Design History

When Red Was Enough

How a 1955 packaging redesign taught American industry the power of a single color — and why we forgot the lesson.

J. Whitfield Crane · November 12, 2024 · 8 min read

In the spring of 1955, a plain white box arrived on the desk of an executive at a Richmond tobacco house. It had no elaborate illustration, no ornate script — just a compressed red field, a sharp white chevron, and six block letters in gold. The designer had spent the better part of a decade studying why most packaging failed: not because it was ugly, but because it was afraid to commit to a single idea.
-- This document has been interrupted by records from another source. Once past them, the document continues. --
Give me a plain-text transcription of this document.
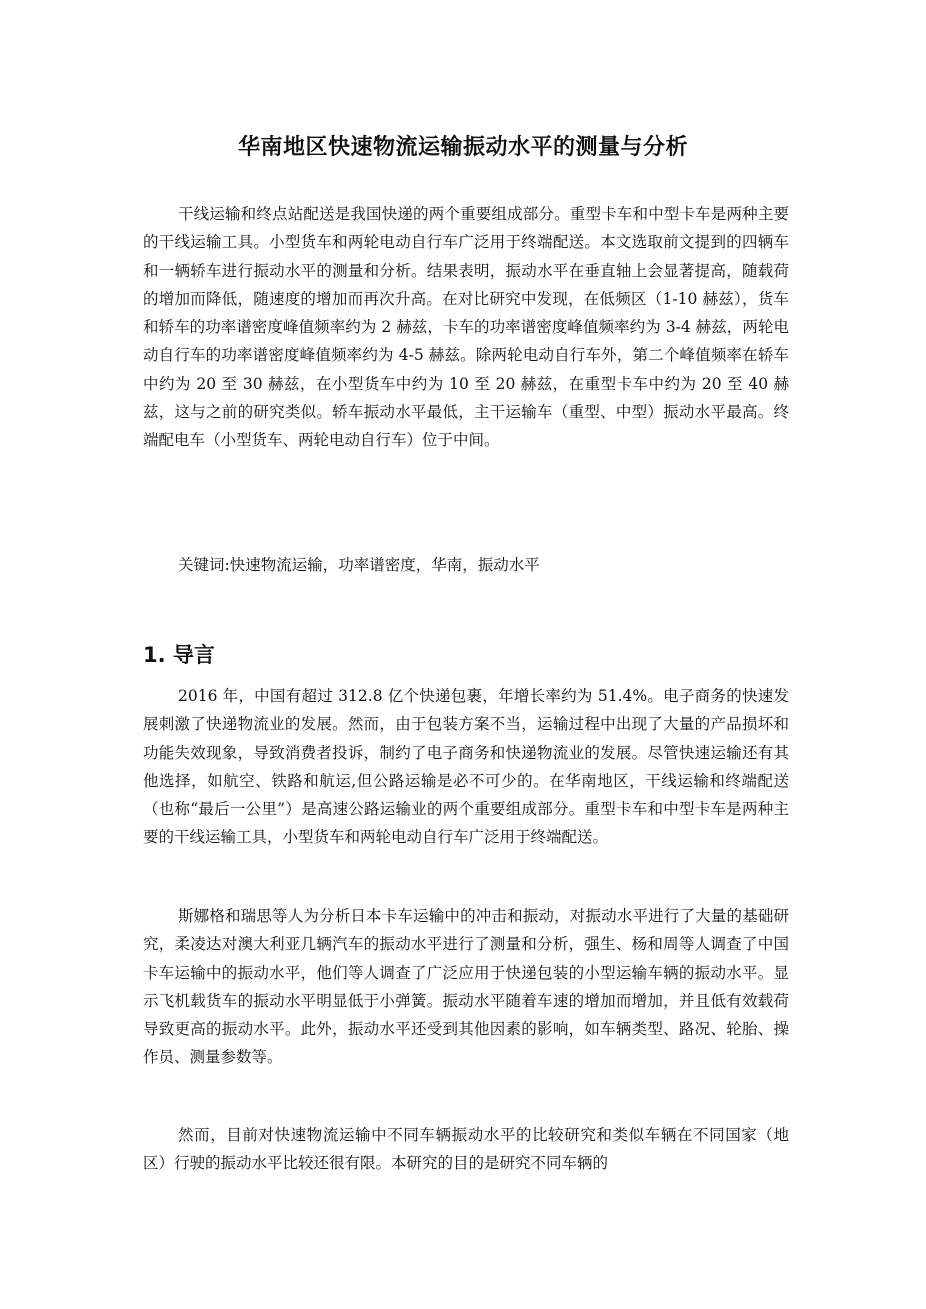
华南地区快速物流运输振动水平的测量与分析

干线运输和终点站配送是我国快递的两个重要组成部分。重型卡车和中型卡车是两种主要的干线运输工具。小型货车和两轮电动自行车广泛用于终端配送。本文选取前文提到的四辆车和一辆轿车进行振动水平的测量和分析。结果表明，振动水平在垂直轴上会显著提高，随载荷的增加而降低，随速度的增加而再次升高。在对比研究中发现，在低频区（1-10 赫兹），货车和轿车的功率谱密度峰值频率约为 2 赫兹，卡车的功率谱密度峰值频率约为 3-4 赫兹，两轮电动自行车的功率谱密度峰值频率约为 4-5 赫兹。除两轮电动自行车外，第二个峰值频率在轿车中约为 20 至 30 赫兹，在小型货车中约为 10 至 20 赫兹，在重型卡车中约为 20 至 40 赫兹，这与之前的研究类似。轿车振动水平最低，主干运输车（重型、中型）振动水平最高。终端配电车（小型货车、两轮电动自行车）位于中间。

关键词:快速物流运输，功率谱密度，华南，振动水平

1. 导言

2016 年，中国有超过 312.8 亿个快递包裹，年增长率约为 51.4%。电子商务的快速发展刺激了快递物流业的发展。然而，由于包装方案不当，运输过程中出现了大量的产品损坏和功能失效现象，导致消费者投诉，制约了电子商务和快递物流业的发展。尽管快速运输还有其他选择，如航空、铁路和航运,但公路运输是必不可少的。在华南地区，干线运输和终端配送（也称“最后一公里”）是高速公路运输业的两个重要组成部分。重型卡车和中型卡车是两种主要的干线运输工具，小型货车和两轮电动自行车广泛用于终端配送。

斯娜格和瑞思等人为分析日本卡车运输中的冲击和振动，对振动水平进行了大量的基础研究，柔凌达对澳大利亚几辆汽车的振动水平进行了测量和分析，强生、杨和周等人调查了中国卡车运输中的振动水平，他们等人调查了广泛应用于快递包装的小型运输车辆的振动水平。显示飞机载货车的振动水平明显低于小弹簧。振动水平随着车速的增加而增加，并且低有效载荷导致更高的振动水平。此外，振动水平还受到其他因素的影响，如车辆类型、路况、轮胎、操作员、测量参数等。

然而，目前对快速物流运输中不同车辆振动水平的比较研究和类似车辆在不同国家（地区）行驶的振动水平比较还很有限。本研究的目的是研究不同车辆的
The Discipline of a Single Color

The genius was subtraction. Where competitors layered serif typefaces over pastoral illustrations, he stripped the surface to its essentials — cadmium red so saturated it felt lacquered, white negative space that cut across the ground like a blade, and gold lettering that recalled the hand-painted signs of frontier general stores.

The box was not designed to be admired up close. It was designed to be recognized at arm's length, in dim light, by a hand reaching into a coat pocket.

The lesson was simple: one committed gesture — a single color, one shape, one typeface — outweighs any amount of decorative elaboration. Most of the industry has spent decades forgetting this. The question is whether any of us still have the nerve to leave the rest of the page blank.